On passe ainsi sous silence les tragédies de Voltaire, qui pourtant firent sa gloire et qui ne sont pas aussi mauvaises qu’on a pu le dire, et surtout la vitalité de la scène française qui explose dans des formes les plus diverses, foire, opéra comique, pantomime au XVIIIe, et qui continue au début du XIXe à fleurir, un théâtre dont on ne parle pas, sauf qu’il a servi de source à bonne part de l’opéra du XIXe, depuis Cherubini jusqu’à Bellini et Verdi.
C’est le cas des tragédies de Voltaire, où puisèrent Rossini (Tancredi, Maometto II), Bellini (Zaira) ou Verdi (Alzira).
On sait moins que d’autres pièces à succès passèrent les frontières pour faire sujet d’opéra, comme Norma ou l’infanticide d’Alexandre Soumet, source de l’opéra de Bellini, qui a écrasé la gloire ( ?) du dramaturge français dont le nom est complètement oublié sauf des spécialistes..
Tout occupés à compter les têtes tomber sous la révolution, nous passons sous silence les triomphes lyriques (Lodoiska de Cherubini 200 représentations, ce qui est énorme) ou toute la vitalité du théâtre parlé qui continua de prospérer sous la Révolution, puis sousl’Empire et la Restauration. Certes c’est un théâtre à usage immédiat, peu destiné à alimenter les livres d’école, mais qui faisait de Paris une des villes les plus riches en théâtres et salles de spectacle dans toute l’Europe.
C’est ainsi que, sous la plume immortelle de
de Théodore Baudoin d'Aubigny et Louis-Charles Caignez, naquit en 1815 La Pie voleuse ou la servante de Palaiseau, et le librettiste de Rossini, Giovanni Gherardini s’en empara peu après, puisque l’œuvre de Rossini naît en 1817. Les idées circulent, les œuvres et les hommes aussi (et Rossini en est la preuve) et La Pie voleuse connaît sa gloire non par la pièce française mais par l’opéra italien.
Il y a à la fin du XVIIIe une vogue qui va faire long feu en France, celle des comédies larmoyantes et des pièces à sauvetage. Et l’œuvre de Rossini est un peu fille des unes et des autres.

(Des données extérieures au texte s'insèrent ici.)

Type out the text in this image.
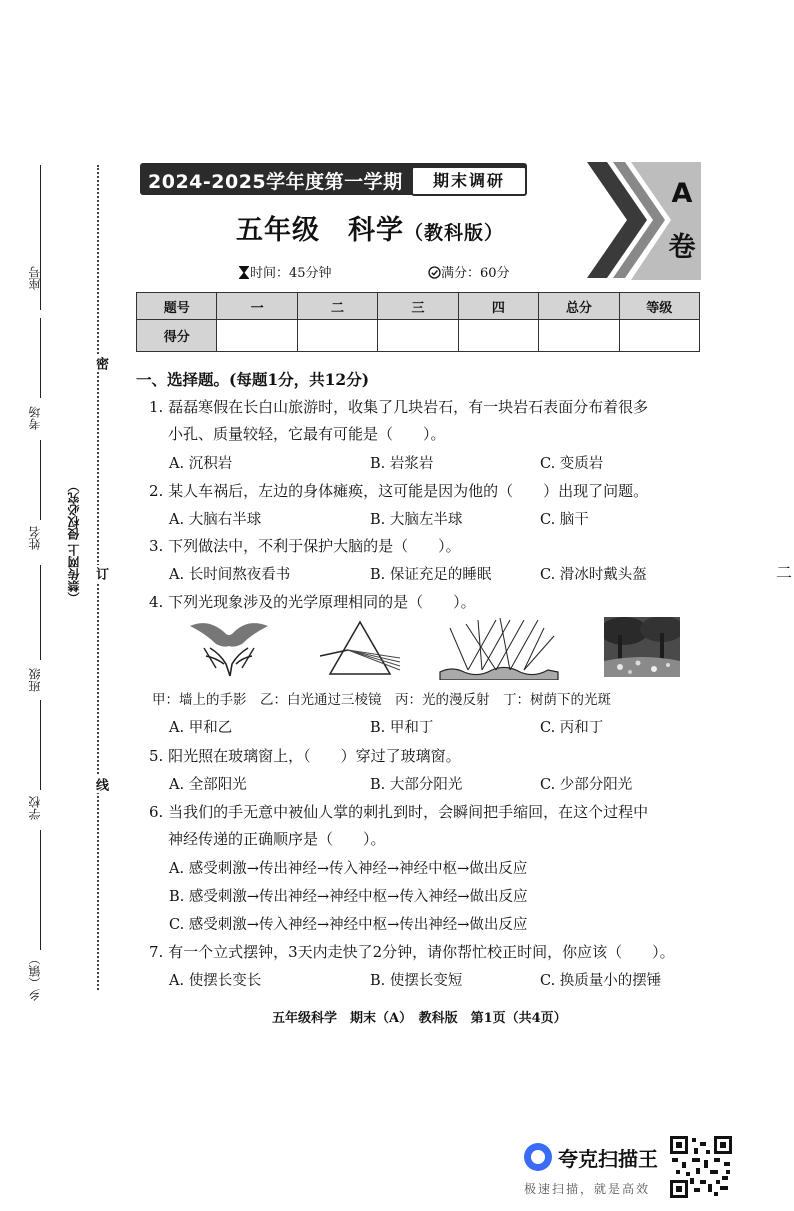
座号
考场
姓名
班级
学校
乡（镇）
（禁传网上 侵权必究）
密
订
线
2024-2025学年度第一学期	期末调研	A
卷
五年级　科学（教科版）
时间：45分钟	满分：60分
题号	一	二	三	四	总分	等级
得分						
一、选择题。(每题1分，共12分)
1. 磊磊寒假在长白山旅游时，收集了几块岩石，有一块岩石表面分布着很多
小孔、质量较轻，它最有可能是（　　）。
A. 沉积岩	B. 岩浆岩	C. 变质岩
2. 某人车祸后，左边的身体瘫痪，这可能是因为他的（　　）出现了问题。
A. 大脑右半球	B. 大脑左半球	C. 脑干
3. 下列做法中，不利于保护大脑的是（　　）。
A. 长时间熬夜看书	B. 保证充足的睡眠	C. 滑冰时戴头盔
4. 下列光现象涉及的光学原理相同的是（　　）。
甲：墙上的手影　乙：白光通过三棱镜　丙：光的漫反射　丁：树荫下的光斑
A. 甲和乙	B. 甲和丁	C. 丙和丁
5. 阳光照在玻璃窗上，（　　）穿过了玻璃窗。
A. 全部阳光	B. 大部分阳光	C. 少部分阳光
6. 当我们的手无意中被仙人掌的刺扎到时，会瞬间把手缩回，在这个过程中
神经传递的正确顺序是（　　）。
A. 感受刺激→传出神经→传入神经→神经中枢→做出反应
B. 感受刺激→传出神经→神经中枢→传入神经→做出反应
C. 感受刺激→传入神经→神经中枢→传出神经→做出反应
7. 有一个立式摆钟，3天内走快了2分钟，请你帮忙校正时间，你应该（　　）。
A. 使摆长变长	B. 使摆长变短	C. 换质量小的摆锤
五年级科学　期末（A）　教科版　第1页（共4页）
二
夸克扫描王
极速扫描，就是高效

Et cet opéra est une singularité, car le Rossini serio puise dans la tragédie et l’histoire, et c’est le Rossini bouffe qui puise soit dans les comédies à succès soit dans la peinture contemporaine de la bourgeoisie de l’époque. Ici, nous avons une sorte de drame campagnard, plutôt réaliste, qui dépeint un milieu que Rossini n’abordera plus et dont on retrouve la veine plus tard dans un opéra comme La Sonnambula de Bellini, dont la trame d’ailleurs n’est pas si éloignée.
L’histoire en est simple, Ninetta une jeune fille isolée et pauvre est amoureuse de Giannetto, fils de riches paysans, et se retrouve accusée de vol(s), arrêtée, jugée et condamnée à mort, mais sauvée in extremis par la découverte que l’auteur des vols est une pie. Tout est bien qui finit bien, dans un cointexte assez lourd, sur fond de guerre (Giannatto revient de la guerre – nous sommes en 1815-) tandis que le Podestà aiderait bien la jeune femme si elle consentait à quelques friandises en échange et que Fernando, le père de Ninetta, accusé de désertion, est recherché et doit se cacher.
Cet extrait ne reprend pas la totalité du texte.